Pythagore, Platon et Aristoxène
2 500 ans après les découvertes de Ling Louen, la Grèce avait elle aussi développé une pratique musicale, rituelle et profane. Les troubadours de l’époque, les aèdes, racontaient des histoires et chantaient des chansons en s’accompagnant à la cithare dont le nombre de cordes était passé de quatre, lors de sa création par le dieu Hermès, à sept et même parfois au-delà. Chaque corde portait un nom correspondant non à un son comme aujourd’hui, mais à sa position (par exemple, la corde jouée avec l’index s’appelait le lichanos, nom grec de ce doigt, celle du milieu la mèse) et ne correspondait pas forcément à un son bien défini. Les musiciens accordaient leur cithare selon leur goût, leur aptitude et les coutumes de leur région, tout en respectant les consonnances naturelles remarquables découvertes par leurs prédécesseurs (nos quintes et octaves).
On raconte qu’un jour, le savant Pythagore aurait été par hasard le témoin d’une scène qui deviendra célèbre et aura d’incroyables conséquences pour l’évolution de la théorie et de la pratique musicales jusqu’à nos jours : passant près d’une forge, il remarqua que le bruit des marteaux sur les enclumes produisait des sons aussi harmonieux que les cithares des aèdes. Après avoir découvert que ces harmonies n’étaient pas dues à un talent particulier des forgerons mais au poids des marteaux, il prolongea son expérience sur une corde tendue avec un chevalet mobile et découvrit, que les consonnances plaisantes des aèdes correspondaient à des rapports mathématiques particuliers : 1, 3/4, 2/3 et ½. Pour parler avec nos termes d’aujourd’hui, si la longueur maximum de la corde, ou le poids du marteau le plus grave, donne la note que nous appelons Do, une longueur ou un poids plus petit d’un quart donnera la note Fa, une diminution d’un tiers donnera Sol et la moitié donnera un Do à l’octave supérieure. La perfection logique de la suite de ces proportions correspondant exactement aux consonnances qu’appréciaient les amateurs de musique prouvait de façon éclatante son origine divine et allait donner du grain à moudre aux successeurs de Pythagore.
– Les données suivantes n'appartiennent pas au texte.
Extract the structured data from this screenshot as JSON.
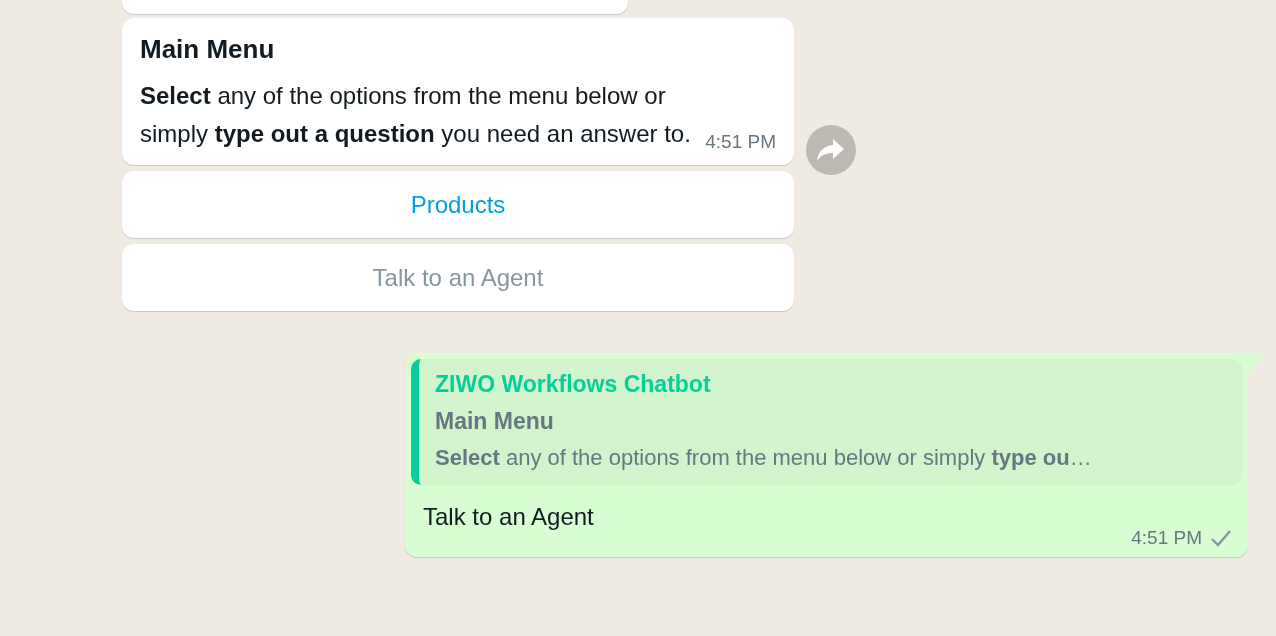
{
  "incoming": {
    "title": "Main Menu",
    "body": "**Select** any of the options from the menu below or simply **type out a question** you need an answer to.",
    "time": "4:51 PM"
  },
  "buttons": [
    {
      "label": "Products",
      "disabled": false
    },
    {
      "label": "Talk to an Agent",
      "disabled": true
    }
  ],
  "outgoing": {
    "quote": {
      "author": "ZIWO Workflows Chatbot",
      "title": "Main Menu",
      "preview": "**Select** any of the options from the menu below or simply **type ou**…"
    },
    "text": "Talk to an Agent",
    "time": "4:51 PM",
    "delivered": true
  }
}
L’un des plus connus est le philosophe Platon, qui voyait dans la perfection de cette série mathématique la cause de l’influence de la musique sur la nature humaine, avec sa capacité de l’exciter pour la bataille, de la calmer pour la paix, voire même de la guérir en cas de maladie. Il était donc important que la république se soucie de la qualité de la musique produite, que seul le respect rigoureux de ces proportions magiques pouvait garantir. On raconte même que Timothée de Milet, embauché à Sparte pour enseigner la musique aux jeunes garçons, fut viré comme un malpropre pour leur avoir proposé « une musique molle et compliquée », ayant ajouté à sa cithare de nombreuses cordes incompatibles avec les « modes vigoureux et simples » en vigueur.
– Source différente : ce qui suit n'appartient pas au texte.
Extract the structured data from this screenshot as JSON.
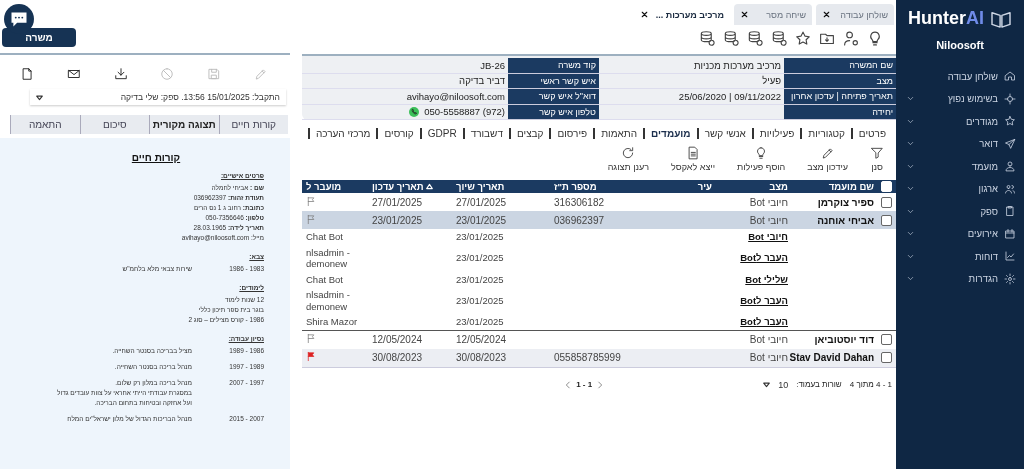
{
  "sidebar": {
    "logo_main": "Hunter",
    "logo_accent": "AI",
    "company": "Niloosoft",
    "items": [
      {
        "label": "שולחן עבודה",
        "expandable": false
      },
      {
        "label": "בשימוש נפוץ",
        "expandable": true
      },
      {
        "label": "מגודרים",
        "expandable": true
      },
      {
        "label": "דואר",
        "expandable": true
      },
      {
        "label": "מועמד",
        "expandable": true
      },
      {
        "label": "ארגון",
        "expandable": true
      },
      {
        "label": "ספק",
        "expandable": true
      },
      {
        "label": "אירועים",
        "expandable": true
      },
      {
        "label": "דוחות",
        "expandable": true
      },
      {
        "label": "הגדרות",
        "expandable": true
      }
    ]
  },
  "tabs": [
    {
      "label": "שולחן עבודה",
      "selected": false
    },
    {
      "label": "שיחה מסר",
      "selected": false
    },
    {
      "label": "מרכיב מערכות ...",
      "selected": true
    }
  ],
  "job_button": "משרה",
  "info": [
    {
      "label": "שם המשרה",
      "value": "מרכיב מערכות מכניות",
      "label2": "קוד משרה",
      "value2": "JB-26"
    },
    {
      "label": "מצב",
      "value": "פעיל",
      "label2": "איש קשר ראשי",
      "value2": "דביר בדיקה"
    },
    {
      "label": "תאריך פתיחה | עדכון אחרון",
      "value": "09/11/2022 | 25/06/2020",
      "label2": "דוא\"ל איש קשר",
      "value2": "avihayo@niloosoft.com"
    },
    {
      "label": "יחידה",
      "label2": "טלפון איש קשר",
      "value2": "(972) 050-5558887",
      "whatsapp": true
    }
  ],
  "subtabs": [
    {
      "label": "פרטים",
      "selected": false
    },
    {
      "label": "קטגוריות",
      "selected": false
    },
    {
      "label": "פעילויות",
      "selected": false
    },
    {
      "label": "אנשי קשר",
      "selected": false
    },
    {
      "label": "מועמדים",
      "selected": true
    },
    {
      "label": "התאמות",
      "selected": false
    },
    {
      "label": "פירסום",
      "selected": false
    },
    {
      "label": "קבצים",
      "selected": false
    },
    {
      "label": "דשבורד",
      "selected": false
    },
    {
      "label": "GDPR",
      "selected": false
    },
    {
      "label": "קורסים",
      "selected": false
    },
    {
      "label": "מרכזי הערכה",
      "selected": false
    }
  ],
  "actions": [
    "סנן",
    "עידכון מצב",
    "הוסף פעילות",
    "ייצא לאקסל",
    "רענן תצוגה"
  ],
  "table": {
    "all_checked": false,
    "columns": [
      {
        "label": "שם מועמד",
        "sorted": false
      },
      {
        "label": "מצב",
        "sorted": false
      },
      {
        "label": "עיר",
        "sorted": false
      },
      {
        "label": "מספר ת\"ז",
        "sorted": false
      },
      {
        "label": "תאריך שיוך",
        "sorted": false
      },
      {
        "label": "תאריך עדכון",
        "sorted": true
      },
      {
        "label": "מועבר ל",
        "sorted": false
      }
    ],
    "rows": [
      {
        "kind": "candidate",
        "name": "ספיר צוקרמן",
        "status": "חיובי Bot",
        "id": "316306182",
        "assigned": "27/01/2025",
        "updated": "27/01/2025",
        "checked": false,
        "selected": false,
        "flagged": false
      },
      {
        "kind": "candidate",
        "name": "אביחי אוחנה",
        "status": "חיובי Bot",
        "id": "036962397",
        "assigned": "23/01/2025",
        "updated": "23/01/2025",
        "checked": false,
        "selected": true,
        "flagged": false
      },
      {
        "kind": "history",
        "status": "חיובי Bot",
        "assigned": "23/01/2025",
        "to": "Chat Bot"
      },
      {
        "kind": "history",
        "status": "העבר לBot",
        "assigned": "23/01/2025",
        "to": "nlsadmin - demonew"
      },
      {
        "kind": "history",
        "status": "שלילי Bot",
        "assigned": "23/01/2025",
        "to": "Chat Bot"
      },
      {
        "kind": "history",
        "status": "העבר לBot",
        "assigned": "23/01/2025",
        "to": "nlsadmin - demonew"
      },
      {
        "kind": "history",
        "status": "העבר לBot",
        "assigned": "23/01/2025",
        "to": "Shira Mazor"
      },
      {
        "kind": "candidate",
        "name": "דוד יוסטוביאן",
        "status": "חיובי Bot",
        "assigned": "12/05/2024",
        "updated": "12/05/2024",
        "checked": false,
        "selected": false,
        "flagged": false
      },
      {
        "kind": "candidate",
        "name": "Stav David Dahan",
        "status": "חיובי Bot",
        "id": "055858785999",
        "assigned": "30/08/2023",
        "updated": "30/08/2023",
        "checked": false,
        "selected": false,
        "flagged": true
      }
    ]
  },
  "pagination": {
    "pages": "1 - 1",
    "range": "1 - 4 מתוך 4",
    "rows_label": "שורות בעמוד:",
    "rows_value": "10"
  },
  "document_actions": [
    {
      "disabled": true
    },
    {
      "disabled": true
    },
    {
      "disabled": true
    },
    {
      "disabled": false
    },
    {
      "disabled": false
    },
    {
      "disabled": false
    }
  ],
  "document_select": "התקבל: 15/01/2025 13:56. ספק: שלי בדיקה",
  "document_tabs": [
    {
      "label": "קורות חיים",
      "selected": false
    },
    {
      "label": "תצוגה מקורית",
      "selected": true
    },
    {
      "label": "סיכום",
      "selected": false
    },
    {
      "label": "התאמה",
      "selected": false
    }
  ],
  "cv": {
    "title": "קורות חיים",
    "sections": [
      {
        "heading": "פרטים אישיים:",
        "items": [
          {
            "kind": "field",
            "label": "שם :",
            "text": "אביחי לחמלה"
          },
          {
            "kind": "field",
            "label": "תעודת זהות:",
            "text": "036962397"
          },
          {
            "kind": "field",
            "label": "כתובת:",
            "text": "רחוב ג 1 נס הרים"
          },
          {
            "kind": "field",
            "label": "טלפון:",
            "text": "050-7356646"
          },
          {
            "kind": "field",
            "label": "תאריך לידה:",
            "text": "28.03.1965"
          },
          {
            "kind": "line",
            "text": "מייל: avihayo@niloosoft.com"
          }
        ]
      },
      {
        "heading": "צבא:",
        "items": [
          {
            "kind": "entry",
            "years": "1983 - 1986",
            "lines": [
              "שירות צבאי מלא בלחמ\"ש"
            ]
          }
        ]
      },
      {
        "heading": "לימודים:",
        "items": [
          {
            "kind": "line",
            "text": "12 שנות לימוד"
          },
          {
            "kind": "line",
            "text": "בוגר בית ספר תיכון כללי"
          },
          {
            "kind": "line",
            "text": "1986 - קורס מצילים – סוג 2"
          }
        ]
      },
      {
        "heading": "נסיון עבודה:",
        "items": [
          {
            "kind": "entry",
            "years": "1986 - 1989",
            "lines": [
              "מציל בבריכה בסנטר השחייה."
            ]
          },
          {
            "kind": "entry",
            "years": "1989 - 1997",
            "lines": [
              "מנהל בריכה בסנטר השחייה."
            ]
          },
          {
            "kind": "entry",
            "years": "1997 - 2007",
            "lines": [
              "מנהל בריכה במלון רק שלום.",
              "במסגרת עבודתי הייתי אחראי על צוות עובדים גדול",
              "ועל אחזקה ובטיחות בתחום הבריכה."
            ]
          },
          {
            "kind": "entry",
            "years": "2007 - 2015",
            "lines": [
              "מנהל הבריכות הגדול של מלון ישראל\"ים המלח"
            ]
          }
        ]
      }
    ]
  }
}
Mais les joueurs de cithare ou d’aulos (une sorte de hautbois) se heurtaient à des difficultés pratiques, aussi bien dans la fabrication ou l’accord de leur instrument que dans le jeu, dont ils se tiraient avec talent mais qui ne respectaient pas rigoureusement les principes théoriques des savants, et même les bafouaient parfois comme Timothée de Milet. Ils eurent pour défenseur un autre successeur de Pythagore, Aristoxène de Tarente, qui proposait que l’on laisse les musiciens jouer leur musique à leur goût plutôt que de leur imposer le respect de proportions mathématiques certes remarquables mais difficiles à contrôler dans le feu de la création artistique., et dont la rigueur mathématique n’était pas aussi indiscutable si on creusait un peu.
Comme on le verra, la suite lui a en grande partie donné raison et beaucoup considère aujourd’hui Aristoxène comme un véritable précurseur de la musique moderne.